Перед Валентиновым днем нас заставляют вырезать сердечки из красной цветной бумаги и украшать их бумажными кружевами, чтобы потом наклеить на высокие узкие окна. Вырезая своё, я думаю про больное сердце миссис Смиитт. Что именно с ним не так? Я воображаю его – скрытое под вязаным пледом, под волнами фартучного нагрудника, оно ритмично сокращается в плотной, мясной темноте внутри ее тела; что-то запретное, интимное. Оно, должно быть, красное, но с красновато-черным пятном, как синяк или гниль на яблоке. От этой мысли меня передергивает. Меня пронзает мимолетная острая боль, как было однажды, когда брат при мне порезал палец куском стекла. Но больное сердце еще и притягательно. Оно – диковина, уродство. Ужасное сокровище.
День за днем я прижимаюсь носом к стеклу двери в гостиной, пытаясь понять, жива ли еще миссис Смиитт. Такой я запомню ее навсегда: лежащей недвижно, как музейный экспонат, затылок опирается на антимакассар, пришпиленный к подлокотнику дивана, дальше виднеется фикус на лестничной площадке, голова повернута, чтобы посмотреть на нас, ободранное дочиста лицо без очков, белое и странно светящееся в полумраке, как фосфоресцирующий гриб. Она на десять лет моложе меня теперешней. Почему я ее так ненавижу? Почему мне не все равно, что творилось у нее в голове?
Снег сходит, открывая на дороге возле дома рытвины, полные грязной воды. На поверхности этих луж за ночь образуются тонкие пластинки льда; по утрам мы давим их каблуками. С крыш падают сосульки, и мы подбираем их и лижем, как эскимо. Мы уже не надеваем варежки – они болтаются на резинках. Идя домой из школы, мы видим на газонах мокрые куски бумаги у корней живой изгороди, застарелые собачьи какашки и крокусы, что пробились через зернистый снег цвета сажи. В канавах течет буроватая вода; деревянный мост в овраге размяк, осклиз и снова запах гнилью.

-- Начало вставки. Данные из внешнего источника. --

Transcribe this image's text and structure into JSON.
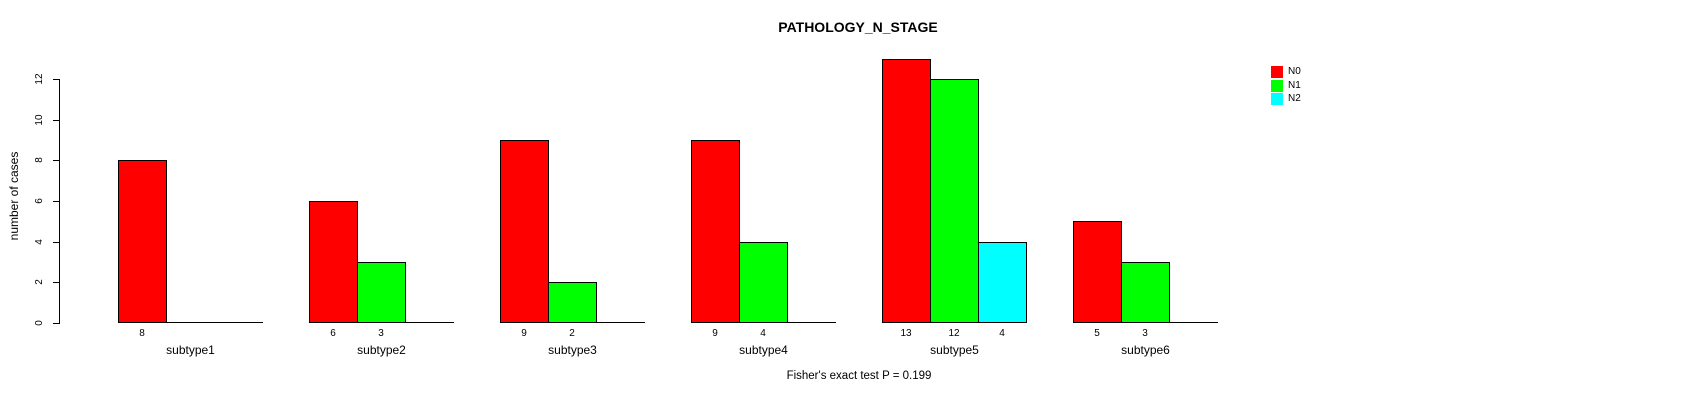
{
  "chart_data": {
    "type": "bar",
    "title": "PATHOLOGY_N_STAGE",
    "ylabel": "number of cases",
    "xlabel": "",
    "note": "Fisher's exact test P = 0.199",
    "categories": [
      "subtype1",
      "subtype2",
      "subtype3",
      "subtype4",
      "subtype5",
      "subtype6"
    ],
    "series": [
      {
        "name": "N0",
        "color": "#FF0000",
        "values": [
          8,
          6,
          9,
          9,
          13,
          5
        ]
      },
      {
        "name": "N1",
        "color": "#00FF00",
        "values": [
          0,
          3,
          2,
          4,
          12,
          3
        ]
      },
      {
        "name": "N2",
        "color": "#00FFFF",
        "values": [
          0,
          0,
          0,
          0,
          4,
          0
        ]
      }
    ],
    "bar_value_labels": [
      [
        "8",
        "",
        ""
      ],
      [
        "6",
        "3",
        ""
      ],
      [
        "9",
        "2",
        ""
      ],
      [
        "9",
        "4",
        ""
      ],
      [
        "13",
        "12",
        "4"
      ],
      [
        "5",
        "3",
        ""
      ]
    ],
    "ylim": [
      0,
      13
    ],
    "yticks": [
      0,
      2,
      4,
      6,
      8,
      10,
      12
    ],
    "grid": false,
    "legend_position": "top-right",
    "background_color": "#FFFFFF",
    "axis_color": "#000000"
  }
}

Наш дом выглядит так, словно по этим местам прокатилась война: вокруг обломки и следы разрушения. Родители стоят на заднем дворе, уперев руки в бока, озирают просторы голой грязи и планируют сад. Пучки пырея уже торчат там и сям. Пырей где угодно будет расти, говорит отец. Еще он говорит, что подрядчик – та самая птичка, что упорхнула, – взял плотную глину из ямы, выкопанной под наш фундамент, и рассыпал ее по участку поверх плодородного слоя земли. «Не только жулик, но еще и кретин», – говорит отец.

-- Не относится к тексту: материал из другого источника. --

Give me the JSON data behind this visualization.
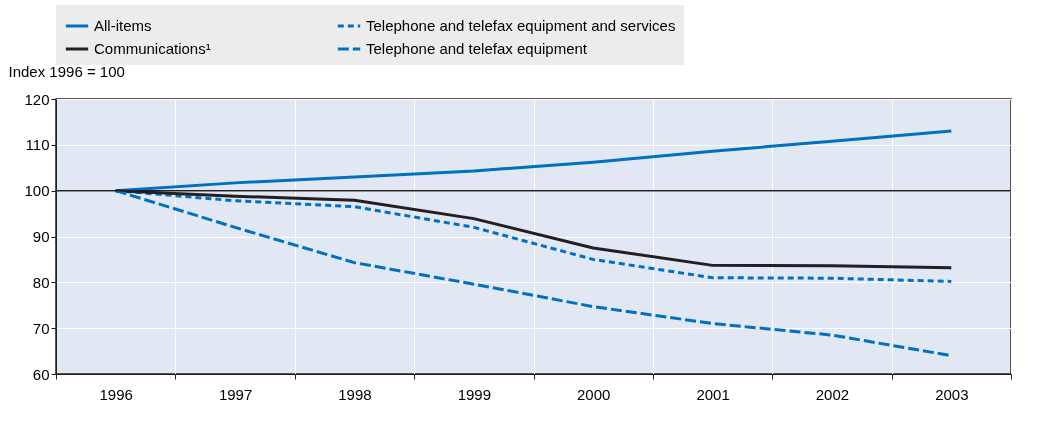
{
  "chart_data": {
    "type": "line",
    "ylabel": "Index 1996 = 100",
    "categories": [
      "1996",
      "1997",
      "1998",
      "1999",
      "2000",
      "2001",
      "2002",
      "2003"
    ],
    "series": [
      {
        "name": "All-items",
        "color": "#0070c0",
        "line_style": "solid",
        "values": [
          100,
          101.7,
          103,
          104.3,
          106.2,
          108.6,
          110.8,
          113
        ]
      },
      {
        "name": "Telephone and telefax equipment and services",
        "color": "#0070c0",
        "line_style": "dashed",
        "values": [
          100,
          97.8,
          96.5,
          92,
          85,
          81,
          80.9,
          80.2
        ]
      },
      {
        "name": "Communications¹",
        "color": "#231f20",
        "line_style": "solid",
        "values": [
          100,
          98.8,
          97.9,
          93.9,
          87.5,
          83.7,
          83.6,
          83.2
        ]
      },
      {
        "name": "Telephone and telefax equipment",
        "color": "#0070c0",
        "line_style": "longdash",
        "values": [
          100,
          92,
          84.3,
          79.6,
          74.7,
          71,
          68.5,
          64
        ]
      }
    ],
    "ylim": [
      60,
      120
    ],
    "yticks": [
      60,
      70,
      80,
      90,
      100,
      110,
      120
    ],
    "grid": true,
    "legend": "top",
    "ref_lines": [
      {
        "axis": "y",
        "value": 100,
        "color": "#231f20"
      }
    ]
  }
}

Мой брат следит за уровнем воды в огромной яме на соседнем участке, ожидая, когда та совсем высохнет, чтобы устроить там бункер. Брат хотел бы сделать на бункере крышу из палок и старых досок, но знает, что это невозможно – яма слишком большая и ему просто не разрешат. Вместо этого он собирается прокопать туннель вниз через боковую стенку ямы и лазить туда-обратно по веревочной лестнице. Веревочной лестницы у него нет, но он говорит, что сделает ее, если получится достать веревку.
Он бегает с другими мальчишками по грязи; у каждого к подошве прилипла лепешка глины, похожая на дополнительную ступню, и оставляет следы, похожие на следы чудовища. Мальчишки прячутся за деревьями старого сада, стреляют друг в друга и кричат:
– Ты убит!
– Неправда!
– Ты убит!
В другие дни они набиваются в комнату брата, лежат животом вниз на кровати или на полу и читают его огромные залежи комиксов. Я тоже иногда присоединяюсь к ним, наслаждаясь перелистыванием разноцветных страниц и пропитываясь душным мальчишеским запахом. Мальчики пахнут не так, как девочки. Их запах – едкий, кожаный, низовой. Так пахнет старая веревка или мокрая псина. Дверь комнаты мы держим закрытой, так как мать не одобряет комиксы. Мальчишки читают молча и лишь изредка односложно договариваются о мене.